Liberdade de escolha no casamento: A flexibilização da separação obrigatória de bens para pessoas acima de 70 anos – uma análise da recente decisão do STF

Por: Isadora Sordi Munhoz

O Regime da Separação Obrigatória de Bens, um dos modelos de organização patrimonial adotada nos casamentos brasileiros, há tempos vem sendo objeto de discussões no âmbito jurídico, principalmente com a possível atualização e reforma do Código Civil Brasileiro de 2002.

Diferentemente do regime da comunhão parcial ou total de bens, em que os cônjuges compartilham os bens adquiridos na constância do casamento, no regime da separação obrigatória, cada parte mantém sua autonomia patrimonial. Tradicionalmente, o art. 1.641, II, CC, impunha que as pessoas acima de 70 anos que desejassem se casar estariam, obrigatoriamente, submetidas a separação obrigatória de bens.

O intuito desta restrição foi, em tese, de proteger o patrimônio individual dos cônjuges idosos, garantindo que os bens adquiridos antes durante o casamento permanecessem de propriedade exclusiva de cada um, evitando confusão patrimonial ou um risco para si ou para seus herdeiros.

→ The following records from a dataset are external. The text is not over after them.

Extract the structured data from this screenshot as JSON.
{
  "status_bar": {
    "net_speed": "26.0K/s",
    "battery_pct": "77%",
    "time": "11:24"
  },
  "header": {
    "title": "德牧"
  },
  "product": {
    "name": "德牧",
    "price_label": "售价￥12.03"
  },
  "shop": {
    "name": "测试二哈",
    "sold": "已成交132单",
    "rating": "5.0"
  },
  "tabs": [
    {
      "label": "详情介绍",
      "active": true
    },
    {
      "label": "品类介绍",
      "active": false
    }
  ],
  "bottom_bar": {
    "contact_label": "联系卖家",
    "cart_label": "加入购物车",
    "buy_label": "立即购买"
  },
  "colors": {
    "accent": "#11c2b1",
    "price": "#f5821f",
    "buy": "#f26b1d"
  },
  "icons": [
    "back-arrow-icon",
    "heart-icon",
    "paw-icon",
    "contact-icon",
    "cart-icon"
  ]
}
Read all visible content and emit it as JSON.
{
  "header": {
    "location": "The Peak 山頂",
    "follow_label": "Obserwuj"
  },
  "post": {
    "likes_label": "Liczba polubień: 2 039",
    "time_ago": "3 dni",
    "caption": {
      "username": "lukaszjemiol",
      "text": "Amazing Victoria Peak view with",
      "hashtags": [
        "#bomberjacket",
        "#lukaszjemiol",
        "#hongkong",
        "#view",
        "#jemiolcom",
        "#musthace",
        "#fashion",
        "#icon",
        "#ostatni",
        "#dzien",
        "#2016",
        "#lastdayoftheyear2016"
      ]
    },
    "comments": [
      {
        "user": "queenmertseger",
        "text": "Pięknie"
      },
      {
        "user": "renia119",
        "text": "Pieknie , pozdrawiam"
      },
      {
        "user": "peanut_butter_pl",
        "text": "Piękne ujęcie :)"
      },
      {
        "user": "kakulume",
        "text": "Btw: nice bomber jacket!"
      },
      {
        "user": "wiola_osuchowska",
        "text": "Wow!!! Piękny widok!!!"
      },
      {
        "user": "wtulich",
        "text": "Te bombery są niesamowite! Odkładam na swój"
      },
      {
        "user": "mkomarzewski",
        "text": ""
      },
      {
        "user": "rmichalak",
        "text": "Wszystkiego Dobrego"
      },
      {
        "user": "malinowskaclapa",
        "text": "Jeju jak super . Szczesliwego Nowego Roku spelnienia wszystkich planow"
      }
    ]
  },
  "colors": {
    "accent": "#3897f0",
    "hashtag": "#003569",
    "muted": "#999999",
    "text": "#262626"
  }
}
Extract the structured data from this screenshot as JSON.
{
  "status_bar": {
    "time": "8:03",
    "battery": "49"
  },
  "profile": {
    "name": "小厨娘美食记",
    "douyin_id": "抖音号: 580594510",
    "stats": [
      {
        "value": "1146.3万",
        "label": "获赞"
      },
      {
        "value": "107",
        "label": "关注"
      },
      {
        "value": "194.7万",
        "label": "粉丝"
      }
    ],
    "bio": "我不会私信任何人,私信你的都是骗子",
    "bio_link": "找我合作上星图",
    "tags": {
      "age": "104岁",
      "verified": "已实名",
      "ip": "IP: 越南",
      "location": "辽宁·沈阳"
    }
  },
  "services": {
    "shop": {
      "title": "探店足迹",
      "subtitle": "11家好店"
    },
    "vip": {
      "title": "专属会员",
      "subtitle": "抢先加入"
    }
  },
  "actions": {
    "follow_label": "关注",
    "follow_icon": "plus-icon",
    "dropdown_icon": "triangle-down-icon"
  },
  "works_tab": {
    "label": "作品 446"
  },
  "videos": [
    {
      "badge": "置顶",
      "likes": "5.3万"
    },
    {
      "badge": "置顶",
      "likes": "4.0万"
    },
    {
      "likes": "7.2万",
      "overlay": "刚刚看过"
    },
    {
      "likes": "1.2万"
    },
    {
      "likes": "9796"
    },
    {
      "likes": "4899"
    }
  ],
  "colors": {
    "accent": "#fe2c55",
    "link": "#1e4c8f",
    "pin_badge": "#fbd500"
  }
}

Outra justificativa adotada foi a vulnerabilidade cognitiva da pessoa com 70 anos ou mais, que seria incapaz de autodeterminar-se livremente, pressupondo não ter plenas condições de decidir sobre si próprio.

No entanto, à medida em que a sociedade evolui e as relações familiares se transformam, surgiu um novo debate sobre constitucionalidade do artigo de lei e consequente necessidade de flexibilização desse regime, vez que a imposição definida pelo Código Civil estaria restringindo a liberdade dos noivos.

 Afinal, somente a idade avançada não mostra-se suficiente para incapacitar uma pessoa e justificar essa imposição. Apesar disso, a legislação ainda mantinha essa exigência em tais casos.

Contudo, esse cenário mudou com a recente decisão do STF sobre o tema. Em 01/02/2024, o Plenário deliberou sobre a possibilidade de alteração do regime obrigatório de separação de bens em casamentos e uniões estáveis envolvendo pessoas com mais de 70 anos, permitindo a escolha de um regime diverso daquele previsto obrigatoriamente pelo Código Civil.  

A Corte entendeu que manter a obrigatoriedade da separação de bens, conforme previsto no Código Civil, constitui uma violação ao direito de autodeterminação das pessoas idosas.

A decisão reconhece a capacidade plena desses indivíduos de tomar decisões sobre sua vida e patrimônio, contrariando a ideia de vulnerabilidade cognitiva presumida que embasava a imposição do regime de separação obrigatória. Junto a isso, ressaltou que a discriminação por idade é expressamente vedada pela Constituição Federal.

Essa modificação representa não apenas uma evolução na interpretação das normas jurídicas, mas também um marco na proteção dos direitos fundamentais dos cidadãos idosos, garantindo-lhes maior autonomia e liberdade nas relações familiares e patrimoniais.

Assim, a tese de repercussão geral fixada para Tema 1.236 da Repercussão Geral estabelece que: “Nos casamentos e uniões estáveis envolvendo pessoa maior de 70 anos, o regime de separação de bens previsto no artigo 1.641, II, do Código Civil, pode ser afastado por expressa manifestação de vontade das partes mediante escritura pública”.

Mas, afinal, de que maneira essa decisão impactará os casos futuros e os já existentes?

A decisão estabelece que, para afastar a obrigatoriedade da separação de bens, é necessário que as partes expressem esse desejo por meio de escritura pública, firmada em cartório.

No caso de pessoas acima de 70 anos que já estejam casadas ou em união estável, a modificação do regime de bens só poderá ocorrer mediante autorização judicial (no caso do casamento) ou manifestação em escritura pública (no caso da união estável). É importante ressaltar que essa alteração produzirá efeitos patrimoniais apenas para o futuro, não retroagindo aos períodos anteriores.

Com essa nova perspectiva estabelecida pelo STF, abre-se espaço para uma maior flexibilização e adaptação dos regimes de bens nos casamentos e uniões estáveis envolvendo pessoas idosas, reconhecendo a autonomia e capacidade dos indivíduos, de tomar decisões sobre seus próprios bens e escolher o modelo que melhor atenda às suas necessidades e vontades individuais.